Its a new social network where members create short 6 second videos to post and be viewed by followers. Vine links to twitter, where users can then click the link to view the video. I first heard of this in February (shortly after it came out) and I thought it was great! There is so much opportunity for humor and creativity in the short, simple videos that users post. It is a new app and as of now it is only accessible on iOS devices so the videos or “vines” are really only available to iphone users, though they can be viewed on a computer browser as well. The “vines” themselves can only be made on mobile phones through the app and the users camera. Since so many people now use their mobile devices as their main source of information, I like seeing a social network that is based directly on an app.
After my fascination with this new social network wore off, I began thinking about ways that libraries may be able to join in on the trend. I did a little googling and found that several libraries do currently use vine. This post by Matt Anderson gives a little information about vine and mentions Adam Goldberg, who makes some pretty wonderful vines, I must say. Also, it lists some libraries that use vine. It may be easier to view some of these vines if you use an iOS device.

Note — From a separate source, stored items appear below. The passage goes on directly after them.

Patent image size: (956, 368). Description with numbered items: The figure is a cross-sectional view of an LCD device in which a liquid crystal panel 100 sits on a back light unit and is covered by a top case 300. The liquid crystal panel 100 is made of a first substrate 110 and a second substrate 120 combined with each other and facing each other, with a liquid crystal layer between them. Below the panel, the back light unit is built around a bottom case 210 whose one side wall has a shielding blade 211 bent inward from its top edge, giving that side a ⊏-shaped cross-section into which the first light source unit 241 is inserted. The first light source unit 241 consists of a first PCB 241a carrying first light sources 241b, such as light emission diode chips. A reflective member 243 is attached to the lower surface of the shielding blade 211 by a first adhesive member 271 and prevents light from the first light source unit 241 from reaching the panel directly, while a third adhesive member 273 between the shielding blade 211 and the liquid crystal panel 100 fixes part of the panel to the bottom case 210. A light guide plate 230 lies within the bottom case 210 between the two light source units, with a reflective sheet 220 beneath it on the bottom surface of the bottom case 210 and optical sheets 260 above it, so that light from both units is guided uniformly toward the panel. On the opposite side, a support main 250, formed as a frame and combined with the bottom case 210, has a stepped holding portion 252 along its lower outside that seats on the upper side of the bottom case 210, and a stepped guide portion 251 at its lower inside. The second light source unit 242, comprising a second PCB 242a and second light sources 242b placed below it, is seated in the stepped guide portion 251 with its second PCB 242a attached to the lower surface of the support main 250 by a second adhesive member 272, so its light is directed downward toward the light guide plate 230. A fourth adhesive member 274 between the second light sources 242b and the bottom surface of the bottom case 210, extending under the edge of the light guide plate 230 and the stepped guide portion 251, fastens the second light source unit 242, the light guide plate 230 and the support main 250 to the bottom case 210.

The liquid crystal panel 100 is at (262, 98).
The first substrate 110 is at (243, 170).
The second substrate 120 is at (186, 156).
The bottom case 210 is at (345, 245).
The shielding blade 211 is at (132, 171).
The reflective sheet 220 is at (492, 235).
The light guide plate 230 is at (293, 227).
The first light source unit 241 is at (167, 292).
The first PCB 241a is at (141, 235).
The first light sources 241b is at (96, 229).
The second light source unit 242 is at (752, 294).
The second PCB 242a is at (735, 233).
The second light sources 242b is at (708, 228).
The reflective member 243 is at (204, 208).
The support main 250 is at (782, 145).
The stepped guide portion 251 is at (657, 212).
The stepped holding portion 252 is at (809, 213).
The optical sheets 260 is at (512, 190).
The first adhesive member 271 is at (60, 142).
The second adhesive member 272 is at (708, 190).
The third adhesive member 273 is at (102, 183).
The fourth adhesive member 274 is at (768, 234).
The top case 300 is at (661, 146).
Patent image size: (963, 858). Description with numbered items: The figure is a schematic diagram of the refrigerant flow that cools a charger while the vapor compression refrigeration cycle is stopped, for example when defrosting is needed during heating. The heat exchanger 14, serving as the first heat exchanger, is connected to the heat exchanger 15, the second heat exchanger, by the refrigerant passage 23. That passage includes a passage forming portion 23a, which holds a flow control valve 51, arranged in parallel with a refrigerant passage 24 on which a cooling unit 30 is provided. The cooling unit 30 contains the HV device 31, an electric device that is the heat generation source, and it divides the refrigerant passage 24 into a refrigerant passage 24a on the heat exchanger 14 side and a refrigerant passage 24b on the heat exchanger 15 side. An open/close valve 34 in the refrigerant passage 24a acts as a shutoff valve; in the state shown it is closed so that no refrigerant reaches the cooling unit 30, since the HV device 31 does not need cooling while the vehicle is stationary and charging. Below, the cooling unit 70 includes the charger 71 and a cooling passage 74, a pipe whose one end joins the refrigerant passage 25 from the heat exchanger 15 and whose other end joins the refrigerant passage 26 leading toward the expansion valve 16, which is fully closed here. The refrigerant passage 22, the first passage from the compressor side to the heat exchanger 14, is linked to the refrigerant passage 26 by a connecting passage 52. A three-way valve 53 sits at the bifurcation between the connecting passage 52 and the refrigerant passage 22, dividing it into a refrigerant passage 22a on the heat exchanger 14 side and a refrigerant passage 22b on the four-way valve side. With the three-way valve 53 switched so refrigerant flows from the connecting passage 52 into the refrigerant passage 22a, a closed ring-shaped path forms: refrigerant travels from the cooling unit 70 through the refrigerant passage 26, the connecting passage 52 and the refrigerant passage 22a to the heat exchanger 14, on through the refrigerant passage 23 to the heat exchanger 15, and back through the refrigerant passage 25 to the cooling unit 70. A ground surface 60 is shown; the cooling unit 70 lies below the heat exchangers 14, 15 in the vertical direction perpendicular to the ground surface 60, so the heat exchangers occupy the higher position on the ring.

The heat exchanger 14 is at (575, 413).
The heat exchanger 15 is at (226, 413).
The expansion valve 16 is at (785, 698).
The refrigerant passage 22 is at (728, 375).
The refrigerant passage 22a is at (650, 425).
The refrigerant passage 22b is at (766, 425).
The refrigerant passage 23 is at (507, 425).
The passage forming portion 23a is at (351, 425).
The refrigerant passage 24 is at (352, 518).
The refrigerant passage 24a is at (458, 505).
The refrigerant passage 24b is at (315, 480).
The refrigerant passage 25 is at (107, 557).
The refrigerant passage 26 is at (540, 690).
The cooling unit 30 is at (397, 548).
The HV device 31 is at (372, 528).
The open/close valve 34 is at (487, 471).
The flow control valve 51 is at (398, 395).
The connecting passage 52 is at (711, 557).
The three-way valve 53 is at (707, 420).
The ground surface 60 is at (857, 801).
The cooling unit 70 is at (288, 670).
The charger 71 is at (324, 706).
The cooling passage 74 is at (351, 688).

I especially love the potential vine uses for libraries which are shown in this blog post. These short tutorials may be just what a patron needs to see to make their use of library resources go more smoothly. Also, the fact that they can conveniently click on the link from within their twitter feed is getting right to what I think is the most important part of libraries using apps like vine: reaching potential users where they are! While I don’t think vine is necessary for libraries, I do think it could be a helpful step in getting younger users to see libraries as interesting and relevant to their lives.